The soft economy is taking its toll on AT&T (NYSE: T). Even since Q3 ended, the company has seen an up tick in non-paid disconnects in both broadband and traditional access (wireline) subscribers. Mobile is still growing strong — people aren’t canceling their cell phones just yet — but the market is obviously spooked. The stock fell sharply after CEO Randall Stephenson delivered the grim news at the Citbinank’s Annual Global Entertainment, Media & Telecommunications Conference. Updated: The transcript of the call is here on WSJ.
— Growth: In the short term, as noted, the slowdown is real and Stephenson didn’t attempt to sugarcoat it. In terms of the size of the impact, we’ll have to wait to learn that. But over the long term, the company remains bullish. Stephenson predicted that broadband penetration will eventually match computer penetration and that we’re still a long way from having that happen. The wireline access business continues to decline for obvious reasons, so that’s not a surprise. The economy isn’t helping that though.

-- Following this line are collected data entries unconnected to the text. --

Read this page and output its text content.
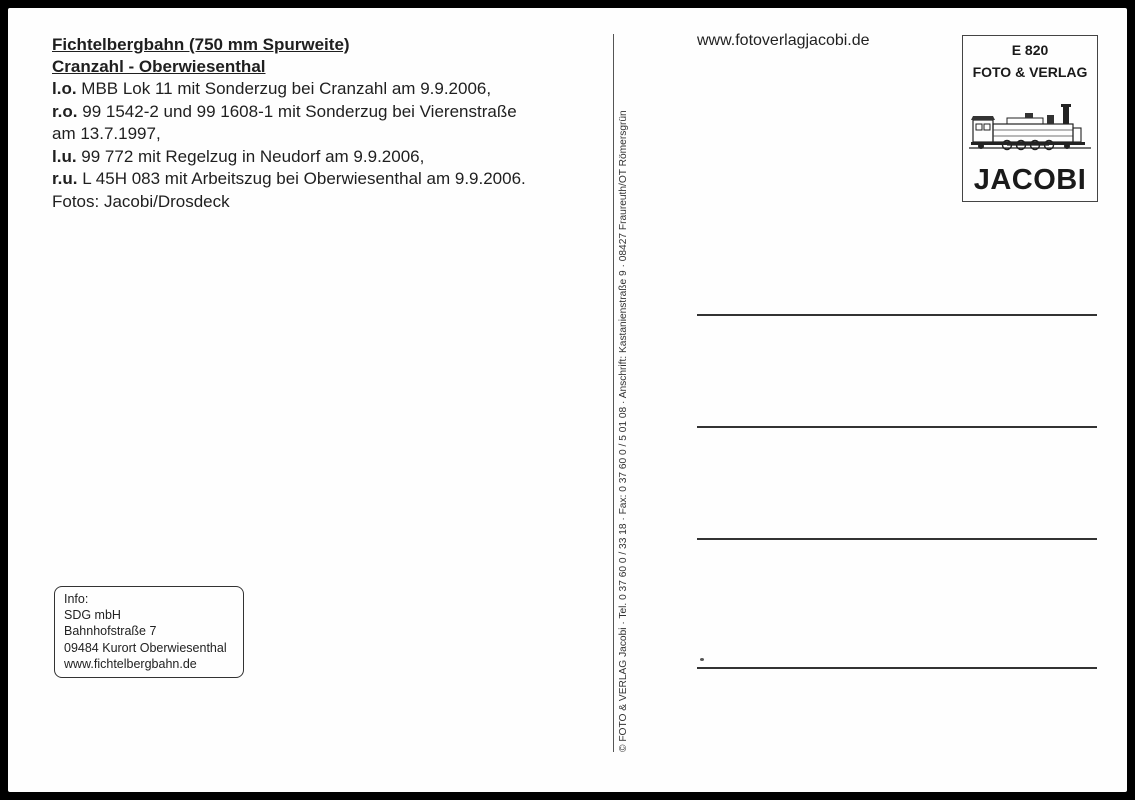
Fichtelbergbahn (750 mm Spurweite)
Cranzahl - Oberwiesenthal
l.o. MBB Lok 11 mit Sonderzug bei Cranzahl am 9.9.2006,
r.o. 99 1542-2 und 99 1608-1 mit Sonderzug bei Vierenstraße
am 13.7.1997,
l.u. 99 772 mit Regelzug in Neudorf am 9.9.2006,
r.u. L 45H 083 mit Arbeitszug bei Oberwiesenthal am 9.9.2006.
Fotos: Jacobi/Drosdeck
Info:
SDG mbH
Bahnhofstraße 7
09484 Kurort Oberwiesenthal
www.fichtelbergbahn.de	© FOTO & VERLAG Jacobi · Tel. 0 37 60 0 / 33 18 · Fax: 0 37 60 0 / 5 01 08 · Anschrift: Kastanienstraße 9 · 08427 Fraureuth/OT Römersgrün
www.fotoverlagjacobi.de
E 820
FOTO & VERLAG
JACOBI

— Video: IPTV is a core part of the strategy and the company remains focused on making the product better. In areas where the company will have its own video footprint, the triple play will be the core offering. Outside of that area, the triple play will probably be key, though Stephenson seemed to leave open the possibility that aggressive partnerships with satellite operators won’t be so significant.

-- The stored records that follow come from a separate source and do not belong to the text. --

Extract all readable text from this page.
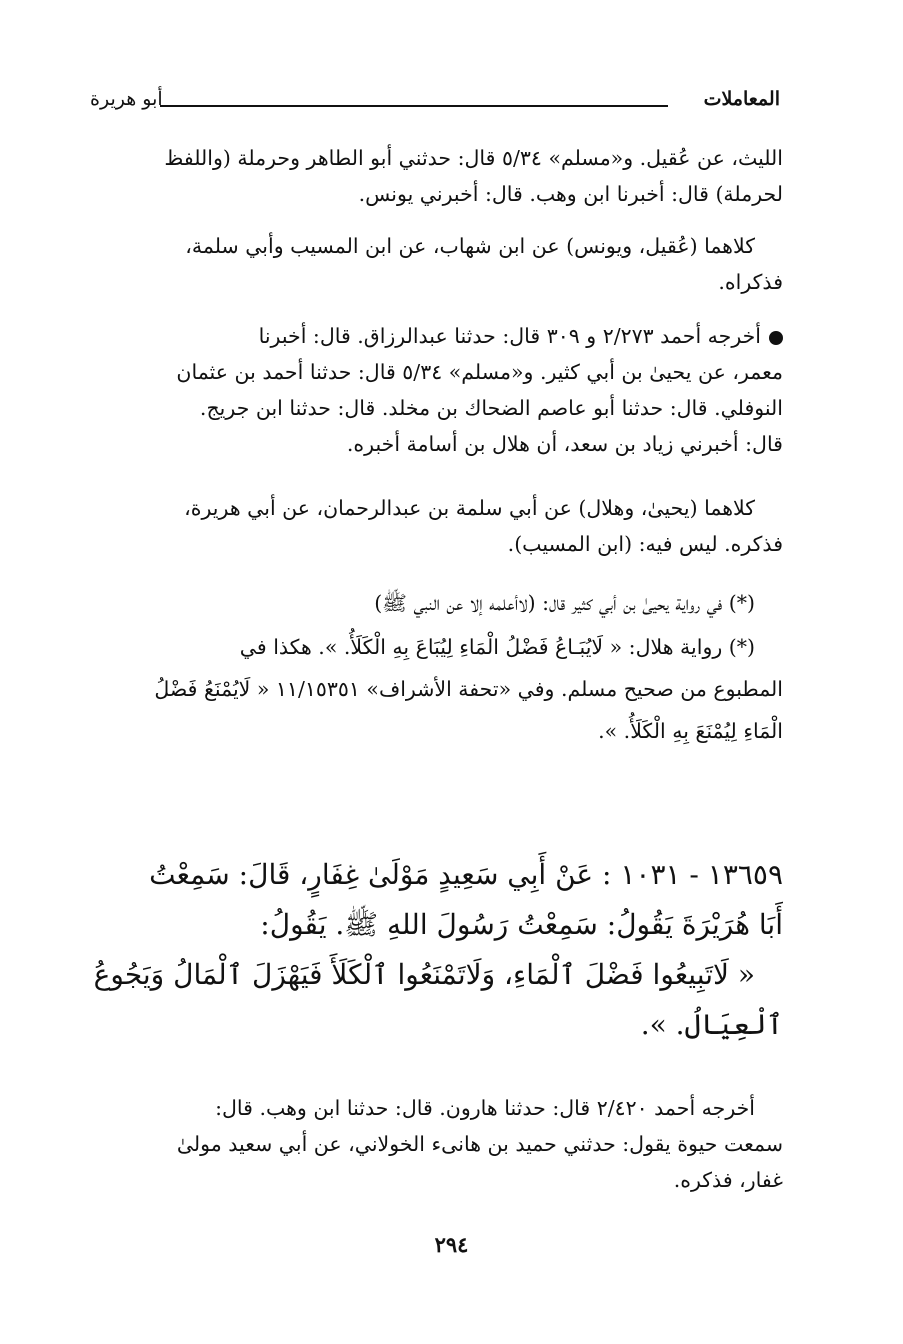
المعاملات
أبو هريرة
الليث، عن عُقيل. و«مسلم» ٥/٣٤ قال: حدثني أبو الطاهر وحرملة (واللفظ
لحرملة) قال: أخبرنا ابن وهب. قال: أخبرني يونس.
كلاهما (عُقيل، ويونس) عن ابن شهاب، عن ابن المسيب وأبي سلمة،
فذكراه.
أخرجه أحمد ٢/٢٧٣ و ٣٠٩ قال: حدثنا عبدالرزاق. قال: أخبرنا
معمر، عن يحيىٰ بن أبي كثير. و«مسلم» ٥/٣٤ قال: حدثنا أحمد بن عثمان
النوفلي. قال: حدثنا أبو عاصم الضحاك بن مخلد. قال: حدثنا ابن جريج.
قال: أخبرني زياد بن سعد، أن هلال بن أسامة أخبره.
كلاهما (يحيىٰ، وهلال) عن أبي سلمة بن عبدالرحمان، عن أبي هريرة،
فذكره. ليس فيه: (ابن المسيب).
(*) في رواية يحيىٰ بن أبي كثير قال: (لاأعلمه إلا عن النبي ﷺ)
(*) رواية هلال: « لَايُبَـاعُ فَضْلُ الْمَاءِ لِيُبَاعَ بِهِ الْكَلَأُ. ». هكذا في
المطبوع من صحيح مسلم. وفي «تحفة الأشراف» ١١/١٥٣٥١ « لَايُمْنَعُ فَضْلُ
الْمَاءِ لِيُمْنَعَ بِهِ الْكَلَأُ. ».
١٣٦٥٩ - ١٠٣١ : عَنْ أَبِي سَعِيدٍ مَوْلَىٰ غِفَارٍ، قَالَ: سَمِعْتُ
أَبَا هُرَيْرَةَ يَقُولُ: سَمِعْتُ رَسُولَ اللهِ ﷺ. يَقُولُ:
« لَاتَبِيعُوا فَضْلَ ٱلْمَاءِ، وَلَاتَمْنَعُوا ٱلْكَلَأَ فَيَهْزَلَ ٱلْمَالُ وَيَجُوعُ
ٱلْعِيَالُ. ».
أخرجه أحمد ٢/٤٢٠ قال: حدثنا هارون. قال: حدثنا ابن وهب. قال:
سمعت حيوة يقول: حدثني حميد بن هانىء الخولاني، عن أبي سعيد مولىٰ
غفار، فذكره.
٢٩٤
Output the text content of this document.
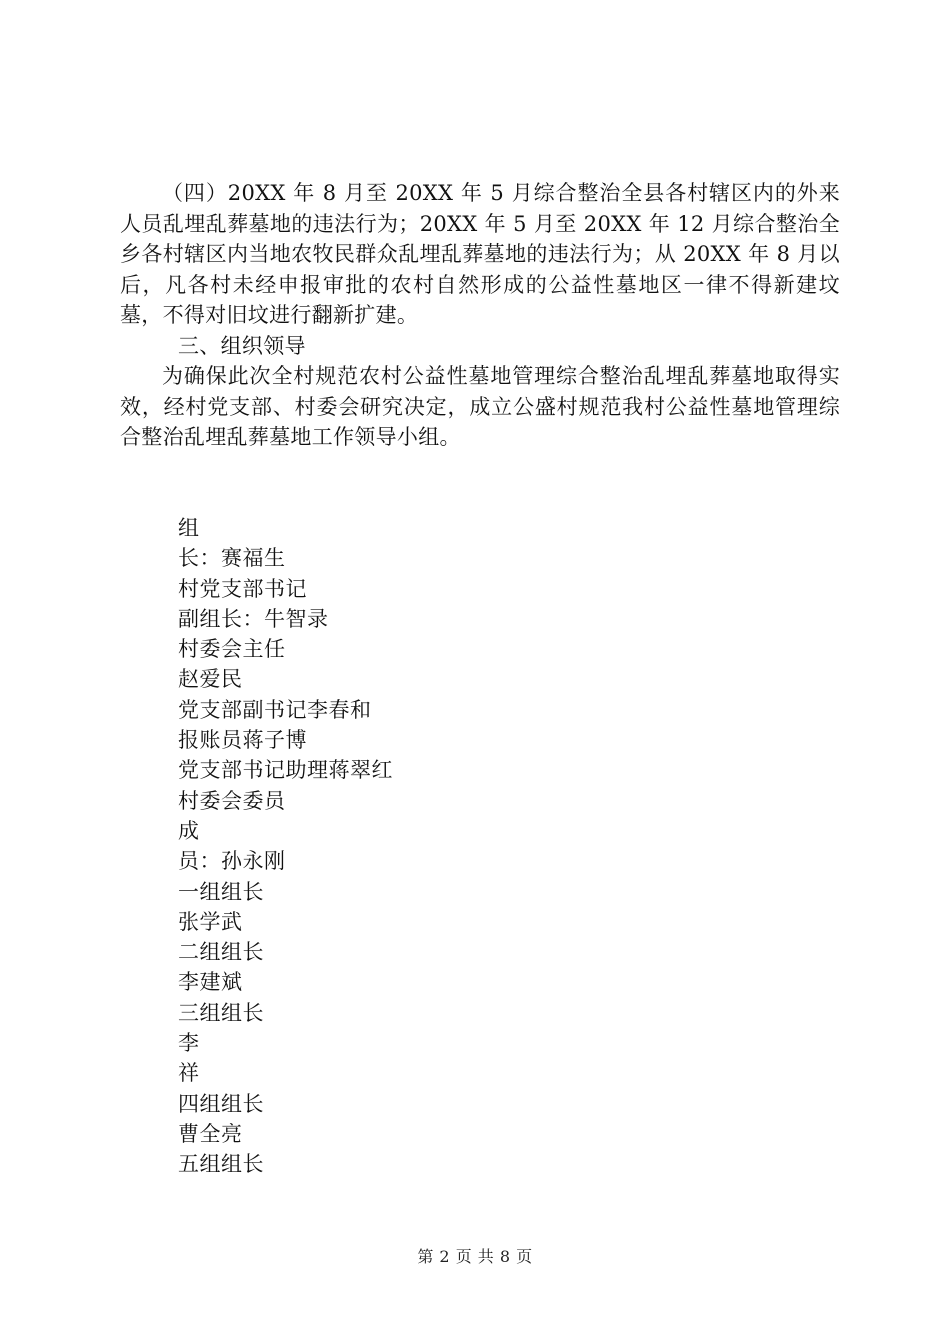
（四）20XX 年 8 月至 20XX 年 5 月综合整治全县各村辖区内的外来人员乱埋乱葬墓地的违法行为；20XX 年 5 月至 20XX 年 12 月综合整治全乡各村辖区内当地农牧民群众乱埋乱葬墓地的违法行为；从 20XX 年 8 月以后，凡各村未经申报审批的农村自然形成的公益性墓地区一律不得新建坟墓，不得对旧坟进行翻新扩建。

三、组织领导

为确保此次全村规范农村公益性墓地管理综合整治乱埋乱葬墓地取得实效，经村党支部、村委会研究决定，成立公盛村规范我村公益性墓地管理综合整治乱埋乱葬墓地工作领导小组。

组
长：赛福生
村党支部书记
副组长：牛智录
村委会主任
赵爱民
党支部副书记李春和
报账员蒋子博
党支部书记助理蒋翠红
村委会委员
成
员：孙永刚
一组组长
张学武
二组组长
李建斌
三组组长
李
祥
四组组长
曹全亮
五组组长
第 2 页 共 8 页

— Competitive strategy: “To take share, you don’t have to do it with price… the first 10 percent comes because you’re an alternative (and) that’s playing itself out.” The next 10 percent requires marketing, but that won’t be complete by the end of this year. Meanwhile, the company will push out more advanced DVR-like features as well as direct wireless integration.
— VoIP: Not such a big deal compared to wireless voice.
— Spending: Obviously, with the IPTV rollout, spending will remain high in this area. But it’s all cyclical. Wireless spending, on the other hand, is slow for now.